Le richieste del Pubblico Ministero

Il collegio (Presidente e relatore Silvio Piccinno, a latere Antonio Gatto), ha accolto quasi in toto l’Appello presentato dal pubblico ministero Roberta Licci che nei giorni scorsi aveva impugnato l’ordinanza di custodia cautelare del gip Edoardo D’Ambrosio, il quale aveva rigettato la richiesta di misura carceraria per i tre fratelli Coluccia. Disposto dunque l’arresto e la misura carceraria per: Antonio Coluccia, detto Bullo, 60enne; Michele Coluccia e Giuseppe Salvatore Fiorito, 51 anni di Cutrofiano (entrambi già detenuti in carcere). Rigettata l’istanza della Procura per Luigi Otello Coluccia, detto Gigetto, 71enne ( nch’egli comunque ristretto in una casa circondariale).

Le accuse

I quattro indagati rispondono di associazione a delinquere di stampo mafioso. Nello specifico Luigi Coluccia, secondo la tesi della Procura, avrebbe “dettato unitamente a Michele e Antonio Coluccia, e nonostante lo stato di detenzione, le direttive in materia di ripartizione del territorio tra i referenti di zona, con particolare riferimento alle piazze di spaccio”.

Non solo poiché il pm Licci ritiene che avrebbe anche “beneficiato del sostentamento economico da parte degli affiliati…”; infine, sarebbe intervenuto direttamente, per il tramite dei cugini Gugliersi e unitamente a Giuseppe Fiorito per “la risoluzione dei conflitti insorti tra le articolazioni territoriali dell’associazione”. Invece, riguardo Antonio Coluccia, la Procura sostiene che “all’interno dell’associazione si attendeva la sua scarcerazione in previsione di una ristrutturazione verticistica, durante la quale sarebbero stati riassegnati ruoli e posizioni”.

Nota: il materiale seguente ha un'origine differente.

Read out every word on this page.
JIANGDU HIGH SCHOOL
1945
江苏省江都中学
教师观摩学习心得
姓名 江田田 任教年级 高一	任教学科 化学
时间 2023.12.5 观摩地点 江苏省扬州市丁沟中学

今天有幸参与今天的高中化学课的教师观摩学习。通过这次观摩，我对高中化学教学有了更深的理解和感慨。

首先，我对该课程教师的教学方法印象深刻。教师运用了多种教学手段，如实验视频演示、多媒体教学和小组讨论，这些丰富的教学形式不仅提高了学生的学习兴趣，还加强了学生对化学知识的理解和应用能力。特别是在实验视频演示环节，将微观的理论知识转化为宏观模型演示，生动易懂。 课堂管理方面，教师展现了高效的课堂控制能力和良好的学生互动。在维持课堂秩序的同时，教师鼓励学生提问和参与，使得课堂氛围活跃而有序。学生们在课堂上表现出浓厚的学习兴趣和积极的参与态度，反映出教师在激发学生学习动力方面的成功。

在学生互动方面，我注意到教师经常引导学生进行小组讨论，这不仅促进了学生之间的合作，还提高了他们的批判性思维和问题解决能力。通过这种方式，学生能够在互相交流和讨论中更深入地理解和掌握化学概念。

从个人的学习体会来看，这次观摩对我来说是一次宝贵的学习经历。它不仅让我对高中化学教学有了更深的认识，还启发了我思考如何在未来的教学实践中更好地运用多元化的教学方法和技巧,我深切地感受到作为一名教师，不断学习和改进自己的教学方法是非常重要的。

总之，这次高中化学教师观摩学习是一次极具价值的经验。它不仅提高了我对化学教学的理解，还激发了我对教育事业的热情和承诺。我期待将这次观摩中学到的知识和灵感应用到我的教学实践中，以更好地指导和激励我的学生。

Il gip D’Ambrosio afferma però “non si ritiene raggiunto uno standard di assoluta certezza (alla stregua dello specifico criterio di gravità indiziaria) in ordine alla responsabilità degli indagati per il reato di cui all’articolo 416 bis”. Invece, la figura di Michele Coluccia si incrocia nell’inchiesta “Contatto” con quella di Luciano Biagio Magnolo, ex assessore alle politiche sociali del Comune di Sogliano Cavour. Quest’ultimo è accusato dalla Procura “di versare somme di denaro per il sostentamento dei capi detenuti”. Risponde di “concorso esterno in associazione mafiosa” ed è stato raggiunto dalla misura degli arresti domiciliari ( confermata nei giorni scorsi dal Tribunale del Riesame). Durante l’interrogatorio di garanzia, Magnolo, assistito dagli avvocati Giuseppe e Michele Bonsegna, “ha negato sdegnosamente di aver mai fornito aiuti esterni al clan”. Inoltre, ha dichiarato di non conoscere i Coluccia.

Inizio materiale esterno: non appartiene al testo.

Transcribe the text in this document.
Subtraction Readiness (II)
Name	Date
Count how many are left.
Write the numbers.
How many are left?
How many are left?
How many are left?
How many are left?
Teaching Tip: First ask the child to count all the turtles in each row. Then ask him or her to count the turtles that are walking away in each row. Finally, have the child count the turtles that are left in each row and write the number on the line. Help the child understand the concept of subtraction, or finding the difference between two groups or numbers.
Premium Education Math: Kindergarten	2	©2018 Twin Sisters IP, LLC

Secondo la ricostruzione della Procura, inoltre, Vincenzo Cianci (elemento di spicco del clan) avrebbe schiaffeggiato il sodale Giuseppe Antonaci, reo di aver danneggiato un’autovettura di Magnolo, ritenuta “persona vicina al clan Coluccia”. Cianci giustificherebbe la punizione con la frase “è come se questo rimprovero fosse arrivato direttamente da Michelino (detenuto in carcere). Il gip ritiene però Michele Coluccia “non raggiunto da gravi indizi di colpevolezza” per tale episodio.

Gli indagati sono assistiti dagli avvocati Donato Sabetta, Francesco Vergine, Luigi Greco e Carlo Martina.

Sempre nella giornata odierna, il Tribunale del Riesame si sono discussi i ricorsi presentati dalla difesa per Salvatore Blago, 39enne ( il gip ha disposto il Carcere)  e Maurizio Maggio, 24enne ( ristretto agli arresti domiciliari)  entrambi  di Sogliano Cavour. I due imputati sono assistititi dall’avvocato Luigi Corvaglia che ha impugnato l’ordinanza del giudice D’Ambrosio.